Recently, a group of (male) students created a pretty impressive new product: a nail polish that can detect the presence of multiple drugs (the kind used for date-rape) in a drink. When I read about the polish I thought, what a great, discreet means of protection! Not to mention, a useful thing to have on hand (literally) at a frat party.
Apparently, the feminist hive mind disagrees. They reacted to the glossy nail coating with swift violence, rebelling against all common sense. Feminist blogs called the polish everything from a marketing gimmick to a “promotion of rape culture” (Reason covered a lot of the ultra-feminist reactions). In fact, very few feminists (excluding courageous Bertie Brandes of VICE) had anything positive to say about the attempt to help college kids (girls or boys: it’s a clear polish) prevent rape.
The reaction to the nail polish left me terribly confused. What’s wrong with an extra safety measure? It would be great if girls didn’t have to take extra precautions. Just like it would be nice not to have to lock your doors, or explain to your kids about strangers. Unfortunately, that’s not the way the world works.
It seems like feminism has become the ideology of contrarianism. Any idea that challenges this mindset must be staunchly opposed. When did this happen? Wasn’t feminism supposed to be about saying “yes” to women—not saying “no” to everything else?
This leads me to a confession. I once labeled myself a feminist. At my Christian prep school, I took a very strong stance on equality for women. I couldn’t wait to get to university and be surrounded by other empowered women. My first week on campus, I looked up the local feminism club.

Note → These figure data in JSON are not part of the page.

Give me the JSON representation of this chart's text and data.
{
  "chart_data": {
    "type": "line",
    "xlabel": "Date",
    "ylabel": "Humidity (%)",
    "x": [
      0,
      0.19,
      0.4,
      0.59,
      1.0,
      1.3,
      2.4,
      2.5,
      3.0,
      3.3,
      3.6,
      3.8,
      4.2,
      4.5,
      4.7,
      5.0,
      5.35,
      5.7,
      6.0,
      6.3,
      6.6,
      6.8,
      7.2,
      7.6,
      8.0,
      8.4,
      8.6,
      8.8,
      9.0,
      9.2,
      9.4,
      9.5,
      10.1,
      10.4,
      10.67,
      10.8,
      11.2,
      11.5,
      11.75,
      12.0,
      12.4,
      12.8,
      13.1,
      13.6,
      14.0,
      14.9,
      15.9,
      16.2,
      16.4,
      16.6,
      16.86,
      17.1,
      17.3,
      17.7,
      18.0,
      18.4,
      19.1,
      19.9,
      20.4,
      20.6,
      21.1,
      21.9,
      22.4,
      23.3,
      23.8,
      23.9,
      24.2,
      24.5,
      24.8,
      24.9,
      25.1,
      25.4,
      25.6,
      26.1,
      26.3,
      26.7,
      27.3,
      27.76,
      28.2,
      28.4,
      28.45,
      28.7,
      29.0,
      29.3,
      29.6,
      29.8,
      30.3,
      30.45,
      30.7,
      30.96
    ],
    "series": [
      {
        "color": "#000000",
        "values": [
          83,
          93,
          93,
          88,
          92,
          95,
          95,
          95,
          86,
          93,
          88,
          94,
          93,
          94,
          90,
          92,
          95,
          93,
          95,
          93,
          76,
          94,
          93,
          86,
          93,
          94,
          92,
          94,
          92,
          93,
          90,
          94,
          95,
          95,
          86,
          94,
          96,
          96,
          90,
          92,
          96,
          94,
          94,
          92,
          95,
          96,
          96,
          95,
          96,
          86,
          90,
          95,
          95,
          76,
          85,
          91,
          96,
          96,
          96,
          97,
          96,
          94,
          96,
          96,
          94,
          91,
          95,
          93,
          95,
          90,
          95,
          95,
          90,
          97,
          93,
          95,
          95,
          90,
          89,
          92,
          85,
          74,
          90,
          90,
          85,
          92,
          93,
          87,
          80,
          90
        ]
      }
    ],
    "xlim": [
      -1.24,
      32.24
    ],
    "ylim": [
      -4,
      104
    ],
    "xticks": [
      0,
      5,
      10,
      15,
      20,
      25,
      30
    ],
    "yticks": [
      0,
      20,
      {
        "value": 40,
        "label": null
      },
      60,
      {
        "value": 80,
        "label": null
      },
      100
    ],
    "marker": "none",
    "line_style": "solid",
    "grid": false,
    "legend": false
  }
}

It was in a tiny room, with lemonade and a sign-in sheet. It seemed pretty low-key.
The cookies and “Welcome Fresh-WO-men!” signs put my 17-year-old self at ease. The culture shock didn’t come until I started to introduce myself to other ladies in the room. First off, the go-to conversation topic centered on outright hatred of any and all men. Then, I was grossly hit on by a number of the organizers. I don’t mean a few flirtatious remarks to boost my ego. I mean the kind of inappropriate comments that these ladies would gladly have stoned a man for saying. I didn’t even need to bring up my political affiliation, just by mentioning what city I moved from brought on the anti-Christian slurs and Republican-bashing. I couldn’t leave the room fast enough. On the way out, I was handed the club’s official t-shirt.
Who were these women? Where were the feminine goddesses of equality I had imagined? I had pictured intellectual discussion on equal responsibility in child rearing, breaking the glass ceiling and advancing in careers that didn’t involve teaching or fashion. I’m not homophobic, but having my privacy physically invaded in the first five minutes of the meeting shattered all my ideals. The strongest feeling in that room was hatred: hatred of men, the current world order, and any ideological disagreement. It was stifling.
I’m not implying each and every feminist is like this or espouses these ideas. But the movement seems to have lapsed into impotent anger instead of hopeful potential. Feminism has contributed hugely to equal rights for women, and also for minorities. It was such a beautiful movement.
The response to the anti-roofie nail shows how far off modern feminism has gotten from that original goal. Now, being pro-women means conforming to a specific ideology, the opposite of what the movement intended. This is why we can’t have nice (or safe) things. Not without misplaced rage over a “rape culture” that the majority of people have a moral opposition to.